Собери силу влияние, а с нею и ответственность на головы примерных хозяев и лучших мужиков»[4]. Как бы ни относиться к советам писателя, нужно признать, что если выбрать в качестве высшего принципа тот, которым руководствовался Гоголь, социальный строй николаевской России с самодержавием и крепостничеством и в самом деле должен был показаться оптимальным и не требующим коренной реформы. Ведь, с точки зрения Гоголя, наиважнейшая реформа, о которой тогда мечтала вся прогрессивная Россия, включая царя, а именно личное освобождение крестьян и должна была рассматриваться не иначе как сбрасывание ответственности с себя элитой общества за телесное и духовное благополучие вверенных ей в попечение людей. И уж, конечно, пореформенная и предкапиталистическая Россия, с господством товарных, то есть заведомо небратских, отношений между людьми, отстояла гораздо дальше от гоголевского идеала христианского царства, чем мир чиновников и помещиков николаевской эпохи, нашедший в Гоголе одновременно и своего Мольера, и своего несостоявшегося Конфуция. Поэтому, кстати, все инвективы Белинского в адрес Гоголя (России «нужны не проповеди (довольно она слышала их!), не молитвы (довольно она твердила их!), а пробуждение в народе чувства человеческого достоинства, столько веков потерянного в грязи и навозе, права и законы, сообразные не с учением церкви, а с здравым смыслом и справедливостью, и строгое, по возможности, их выполнение») били абсолютно мимо цели: Белинский не понимал, что «пробудить в народе чувства человеческого достоинства» возможно в первую очередь посредством проповеди, только несколько иных ценностей. А для этого общество должно быть, как минимум, иерархически разделено на «проповедников» и их «паству».

Социальная утопия «Выбранных мест из переписки с друзьями» — и есть тот самый «мир без свободы», еще не разрушенный современностью, в котором еще не возникло в качестве безусловной ценностной установки недоверие к любому виду личной власти (тому, что Вебер презрительно называет «благожелательной гегемонией») как к чему-то кощунственному с религиозной точки зрения и не совместимому с человеческим достоинством. И то что Гоголь оказался не услышан русской атеистической интеллигенцией, и она предпочла просто отмахнуться от его идей — под воздействием субъективной неприязни к неудачливому режиму, с одной стороны, и под влиянием наспех усвоенных западных идей, с другой — в конечном счете привело русское освободительное движение к бесславному финалу как в начале XX столетия, так и в его конце. И поэтому до сих пор Россия находится лишь в преддверии современности, причем сейчас ее продвижение в этом направлении оказывается вообще проблематичным, ибо в настоящее уже сам Модерн как глобальный проект далеко уже не представляет незыблемый и окончательный итог социального развития западной цивилизации.
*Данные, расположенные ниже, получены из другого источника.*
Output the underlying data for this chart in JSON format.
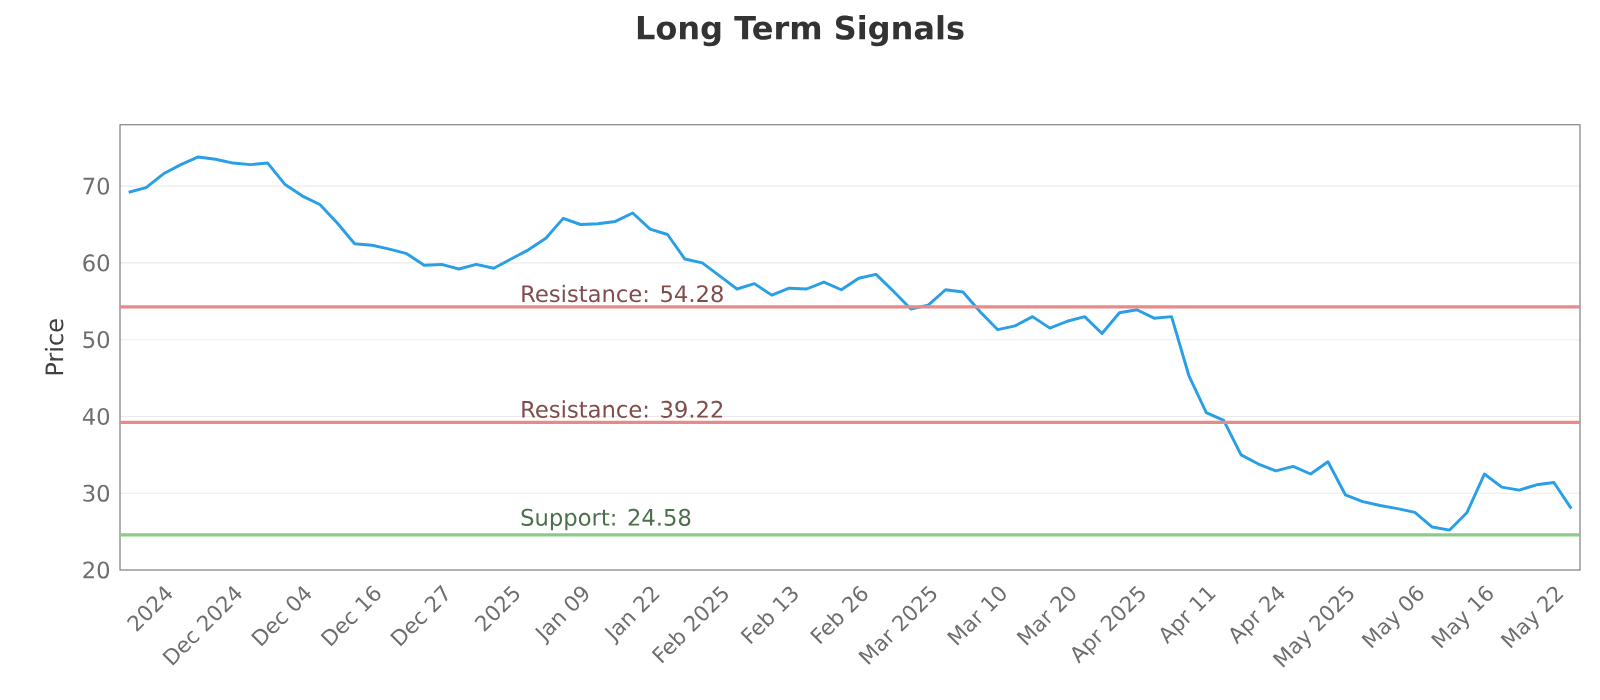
{
  "chart_data": {
    "type": "line",
    "title": "Long Term Signals",
    "ylabel": "Price",
    "categories": [
      null,
      null,
      "2024",
      null,
      null,
      null,
      "Dec 2024",
      null,
      null,
      null,
      "Dec 04",
      null,
      null,
      null,
      "Dec 16",
      null,
      null,
      null,
      "Dec 27",
      null,
      null,
      null,
      "2025",
      null,
      null,
      null,
      "Jan 09",
      null,
      null,
      null,
      "Jan 22",
      null,
      null,
      null,
      "Feb 2025",
      null,
      null,
      null,
      "Feb 13",
      null,
      null,
      null,
      "Feb 26",
      null,
      null,
      null,
      "Mar 2025",
      null,
      null,
      null,
      "Mar 10",
      null,
      null,
      null,
      "Mar 20",
      null,
      null,
      null,
      "Apr 2025",
      null,
      null,
      null,
      "Apr 11",
      null,
      null,
      null,
      "Apr 24",
      null,
      null,
      null,
      "May 2025",
      null,
      null,
      null,
      "May 06",
      null,
      null,
      null,
      "May 16",
      null,
      null,
      null,
      "May 22",
      null
    ],
    "series": [
      {
        "color": "#2a9fe6",
        "values": [
          69.2,
          69.8,
          71.6,
          72.8,
          73.8,
          73.5,
          73,
          72.8,
          73,
          70.2,
          68.7,
          67.6,
          65.2,
          62.5,
          62.3,
          61.8,
          61.2,
          59.7,
          59.8,
          59.2,
          59.8,
          59.3,
          60.5,
          61.7,
          63.2,
          65.8,
          65,
          65.1,
          65.4,
          66.5,
          64.4,
          63.7,
          60.5,
          60,
          58.3,
          56.6,
          57.3,
          55.8,
          56.7,
          56.6,
          57.5,
          56.5,
          58,
          58.5,
          56.3,
          54,
          54.5,
          56.5,
          56.2,
          53.6,
          51.3,
          51.8,
          53,
          51.5,
          52.4,
          53,
          50.8,
          53.5,
          53.9,
          52.8,
          53,
          45.3,
          40.5,
          39.5,
          35,
          33.8,
          32.9,
          33.5,
          32.5,
          34.1,
          29.8,
          28.9,
          28.4,
          28,
          27.5,
          25.6,
          25.2,
          27.5,
          32.5,
          30.8,
          30.4,
          31.1,
          31.4,
          28
        ]
      }
    ],
    "ylim": [
      20,
      78
    ],
    "yticks": [
      20,
      30,
      40,
      50,
      60,
      70
    ],
    "grid": "y",
    "marker": "none",
    "line_style": "solid",
    "ref_lines": [
      {
        "axis": "y",
        "value": 54.28,
        "label": "Resistance: 54.28",
        "color": "#e88a8a"
      },
      {
        "axis": "y",
        "value": 39.22,
        "label": "Resistance: 39.22",
        "color": "#e88a8a"
      },
      {
        "axis": "y",
        "value": 24.58,
        "label": "Support: 24.58",
        "color": "#8acb8a"
      }
    ]
  }
}
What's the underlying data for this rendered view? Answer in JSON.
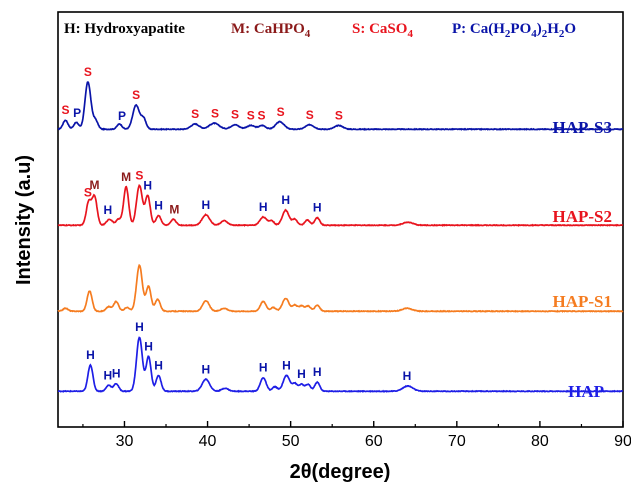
{
  "chart_data": {
    "type": "line",
    "xlabel": "2θ(degree)",
    "ylabel": "Intensity (a.u)",
    "xlim": [
      22,
      90
    ],
    "xticks": [
      30,
      40,
      50,
      60,
      70,
      80,
      90
    ],
    "yticks_shown": false,
    "grid": false,
    "legend": {
      "position": "top",
      "entries": [
        {
          "symbol": "H",
          "text": "Hydroxyapatite",
          "color": "#000000"
        },
        {
          "symbol": "M",
          "text": "CaHPO",
          "sub": "4",
          "color": "#8b1a1a"
        },
        {
          "symbol": "S",
          "text": "CaSO",
          "sub": "4",
          "color": "#e8141e"
        },
        {
          "symbol": "P",
          "text": "Ca(H",
          "sub": "2",
          "text2": "PO",
          "sub2": "4",
          "text3": ")",
          "sub3": "2",
          "text4": "H",
          "sub4": "2",
          "text5": "O",
          "color": "#0a14a8"
        }
      ]
    },
    "series": [
      {
        "name": "HAP-S3",
        "color": "#0a14a8",
        "baseline": 0.9,
        "noise": 0.045,
        "peaks": [
          [
            22.9,
            1.2,
            0.3
          ],
          [
            24.2,
            0.9,
            0.3
          ],
          [
            25.6,
            6.3,
            0.35
          ],
          [
            26.5,
            1.2,
            0.3
          ],
          [
            29.4,
            0.7,
            0.3
          ],
          [
            31.4,
            3.2,
            0.4
          ],
          [
            32.3,
            1.4,
            0.3
          ],
          [
            38.5,
            0.7,
            0.5
          ],
          [
            40.8,
            0.8,
            0.6
          ],
          [
            43.3,
            0.6,
            0.5
          ],
          [
            45.2,
            0.5,
            0.5
          ],
          [
            46.6,
            0.5,
            0.4
          ],
          [
            48.7,
            1.0,
            0.5
          ],
          [
            52.3,
            0.6,
            0.5
          ],
          [
            55.8,
            0.5,
            0.5
          ]
        ],
        "markers": [
          {
            "x": 22.9,
            "label": "S",
            "color": "#e8141e"
          },
          {
            "x": 24.3,
            "label": "P",
            "color": "#0a14a8"
          },
          {
            "x": 25.6,
            "label": "S",
            "color": "#e8141e"
          },
          {
            "x": 29.7,
            "label": "P",
            "color": "#0a14a8"
          },
          {
            "x": 31.4,
            "label": "S",
            "color": "#e8141e"
          },
          {
            "x": 38.5,
            "label": "S",
            "color": "#e8141e"
          },
          {
            "x": 40.9,
            "label": "S",
            "color": "#e8141e"
          },
          {
            "x": 43.3,
            "label": "S",
            "color": "#e8141e"
          },
          {
            "x": 45.2,
            "label": "S",
            "color": "#e8141e"
          },
          {
            "x": 46.5,
            "label": "S",
            "color": "#e8141e"
          },
          {
            "x": 48.8,
            "label": "S",
            "color": "#e8141e"
          },
          {
            "x": 52.3,
            "label": "S",
            "color": "#e8141e"
          },
          {
            "x": 55.8,
            "label": "S",
            "color": "#e8141e"
          }
        ]
      },
      {
        "name": "HAP-S2",
        "color": "#e8141e",
        "baseline": 0.9,
        "noise": 0.045,
        "peaks": [
          [
            25.7,
            3.1,
            0.3
          ],
          [
            26.4,
            3.8,
            0.3
          ],
          [
            28.2,
            0.8,
            0.35
          ],
          [
            29.3,
            0.8,
            0.3
          ],
          [
            30.2,
            5.1,
            0.3
          ],
          [
            31.8,
            5.3,
            0.35
          ],
          [
            32.8,
            3.9,
            0.3
          ],
          [
            34.1,
            1.3,
            0.3
          ],
          [
            35.9,
            0.8,
            0.3
          ],
          [
            39.8,
            1.4,
            0.45
          ],
          [
            42.0,
            0.6,
            0.4
          ],
          [
            46.7,
            1.1,
            0.4
          ],
          [
            47.7,
            0.6,
            0.3
          ],
          [
            49.4,
            2.0,
            0.4
          ],
          [
            50.5,
            0.8,
            0.3
          ],
          [
            52.0,
            0.7,
            0.3
          ],
          [
            53.2,
            1.0,
            0.3
          ],
          [
            64.1,
            0.4,
            0.6
          ]
        ],
        "markers": [
          {
            "x": 25.6,
            "label": "S",
            "color": "#e8141e"
          },
          {
            "x": 26.4,
            "label": "M",
            "color": "#8b1a1a"
          },
          {
            "x": 28.0,
            "label": "H",
            "color": "#0a14a8"
          },
          {
            "x": 30.2,
            "label": "M",
            "color": "#8b1a1a"
          },
          {
            "x": 31.8,
            "label": "S",
            "color": "#e8141e"
          },
          {
            "x": 32.8,
            "label": "H",
            "color": "#0a14a8"
          },
          {
            "x": 34.1,
            "label": "H",
            "color": "#0a14a8"
          },
          {
            "x": 36.0,
            "label": "M",
            "color": "#8b1a1a"
          },
          {
            "x": 39.8,
            "label": "H",
            "color": "#0a14a8"
          },
          {
            "x": 46.7,
            "label": "H",
            "color": "#0a14a8"
          },
          {
            "x": 49.4,
            "label": "H",
            "color": "#0a14a8"
          },
          {
            "x": 53.2,
            "label": "H",
            "color": "#0a14a8"
          }
        ]
      },
      {
        "name": "HAP-S1",
        "color": "#f57c20",
        "baseline": 0.9,
        "noise": 0.045,
        "peaks": [
          [
            22.9,
            0.4,
            0.3
          ],
          [
            25.8,
            2.7,
            0.3
          ],
          [
            28.1,
            0.6,
            0.3
          ],
          [
            29.0,
            1.3,
            0.3
          ],
          [
            30.3,
            0.5,
            0.3
          ],
          [
            31.8,
            6.1,
            0.35
          ],
          [
            32.9,
            3.3,
            0.3
          ],
          [
            34.0,
            1.6,
            0.3
          ],
          [
            39.8,
            1.4,
            0.4
          ],
          [
            42.0,
            0.4,
            0.4
          ],
          [
            46.7,
            1.3,
            0.35
          ],
          [
            47.9,
            0.5,
            0.3
          ],
          [
            49.4,
            1.7,
            0.4
          ],
          [
            50.5,
            0.8,
            0.3
          ],
          [
            51.3,
            0.7,
            0.3
          ],
          [
            52.1,
            0.7,
            0.3
          ],
          [
            53.2,
            0.8,
            0.3
          ],
          [
            64.0,
            0.4,
            0.6
          ]
        ],
        "markers": []
      },
      {
        "name": "HAP",
        "color": "#1e1ee6",
        "baseline": 0.9,
        "noise": 0.045,
        "peaks": [
          [
            25.9,
            3.5,
            0.3
          ],
          [
            28.1,
            0.8,
            0.3
          ],
          [
            29.0,
            1.0,
            0.3
          ],
          [
            31.8,
            7.2,
            0.35
          ],
          [
            32.9,
            4.6,
            0.3
          ],
          [
            34.1,
            2.1,
            0.3
          ],
          [
            39.8,
            1.6,
            0.45
          ],
          [
            42.1,
            0.4,
            0.4
          ],
          [
            46.7,
            1.8,
            0.35
          ],
          [
            48.1,
            0.6,
            0.3
          ],
          [
            49.5,
            2.1,
            0.4
          ],
          [
            50.5,
            1.0,
            0.3
          ],
          [
            51.3,
            0.9,
            0.3
          ],
          [
            52.1,
            0.9,
            0.3
          ],
          [
            53.2,
            1.2,
            0.3
          ],
          [
            64.1,
            0.7,
            0.6
          ]
        ],
        "markers": [
          {
            "x": 25.9,
            "label": "H",
            "color": "#0a14a8"
          },
          {
            "x": 28.0,
            "label": "H",
            "color": "#0a14a8"
          },
          {
            "x": 29.0,
            "label": "H",
            "color": "#0a14a8"
          },
          {
            "x": 31.8,
            "label": "H",
            "color": "#0a14a8"
          },
          {
            "x": 32.9,
            "label": "H",
            "color": "#0a14a8"
          },
          {
            "x": 34.1,
            "label": "H",
            "color": "#0a14a8"
          },
          {
            "x": 39.8,
            "label": "H",
            "color": "#0a14a8"
          },
          {
            "x": 46.7,
            "label": "H",
            "color": "#0a14a8"
          },
          {
            "x": 49.5,
            "label": "H",
            "color": "#0a14a8"
          },
          {
            "x": 51.3,
            "label": "H",
            "color": "#0a14a8"
          },
          {
            "x": 53.2,
            "label": "H",
            "color": "#0a14a8"
          },
          {
            "x": 64.0,
            "label": "H",
            "color": "#0a14a8"
          }
        ]
      }
    ]
  }
}
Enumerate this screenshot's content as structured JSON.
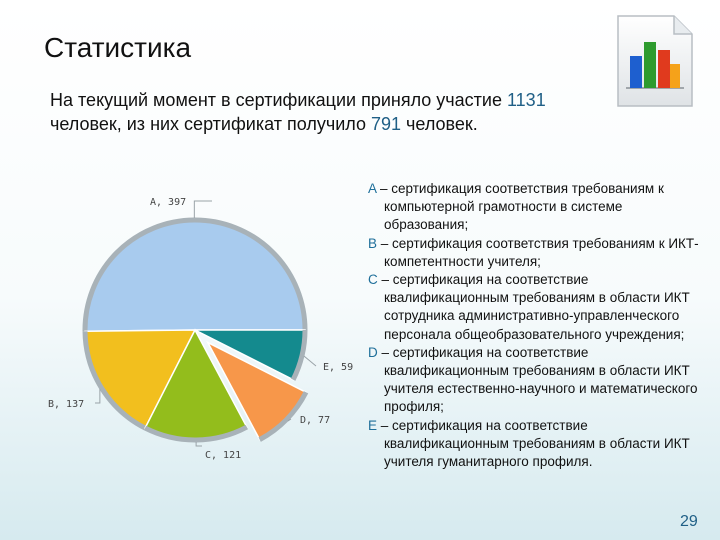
{
  "slide": {
    "title": "Статистика",
    "intro_part1": "На текущий момент в сертификации приняло участие ",
    "intro_num1": "1131",
    "intro_part2": " человек, из них сертификат получило ",
    "intro_num2": "791",
    "intro_part3": " человек.",
    "page_number": "29",
    "icon": "document-bar-chart-icon"
  },
  "legend": [
    {
      "letter": "A",
      "text": " – сертификация соответствия требованиям к компьютерной грамотности в системе образования;"
    },
    {
      "letter": "B",
      "text": " – сертификация соответствия требованиям к ИКТ-компетентности учителя;"
    },
    {
      "letter": "C",
      "text": " – сертификация на соответствие квалификационным требованиям в области ИКТ сотрудника административно-управленческого персонала общеобразовательного учреждения;"
    },
    {
      "letter": "D",
      "text": " – сертификация на соответствие квалификационным требованиям в области ИКТ учителя естественно-научного и математического профиля;"
    },
    {
      "letter": "E",
      "text": " – сертификация на соответствие квалификационным требованиям в области ИКТ учителя гуманитарного профиля."
    }
  ],
  "chart_data": {
    "type": "pie",
    "categories": [
      "A",
      "B",
      "C",
      "D",
      "E"
    ],
    "values": [
      397,
      137,
      121,
      77,
      59
    ],
    "labels": [
      "A, 397",
      "B, 137",
      "C, 121",
      "D, 77",
      "E, 59"
    ],
    "colors": [
      "#a8cbee",
      "#f2bf1e",
      "#93bd1c",
      "#f7974a",
      "#148a8e"
    ],
    "exploded": [
      "D"
    ]
  }
}
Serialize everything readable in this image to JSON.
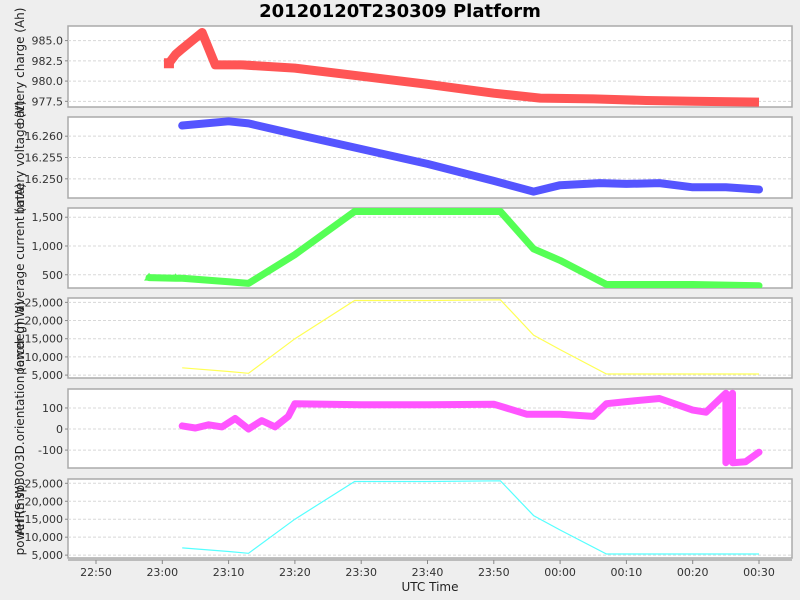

Вся трудность нынешней ситуации обусловлена тем, что сегодня переход к Современности оказывается уже ни в коей мере не обусловлен какими-то независимыми от человеческой субъективности естественными общественными процессами, которые скорее уводят от «мира свободы», чем приводят к нему. Парадоксальность ситуации еще более усложняется тем, что, с некоей общекультурной точки зрения, Россия уже давно вступила в эпоху Современности, мы уже не можем легко отказаться от «свободы» и без возражений принять гоголевский идеал «благожелательной гегемонии». Однако на теоретическом уровне никакого ясного понимания того, что, собственно, стоит за этим неприятием в русской общественной мысли по-прежнему нет. Именно по этой причине Россия и не застрахована впредь от реставрации в той или иной форме традиционалистского правления.

[1] Гоголь Н.В. Собрание сочинений в четырех томах. Том 4. М., Библиосфера, 1999. С. 181.

[2] Там же. С. 184.

[3] Зеньковский В.В. Н.В. Гоголь. P.: YMCA-PRESS, 1961.

[4] Гоголь Н.В. Собрание сочинений в четырех томах. Том 4. М., Библиосфера, 1999. С. 133.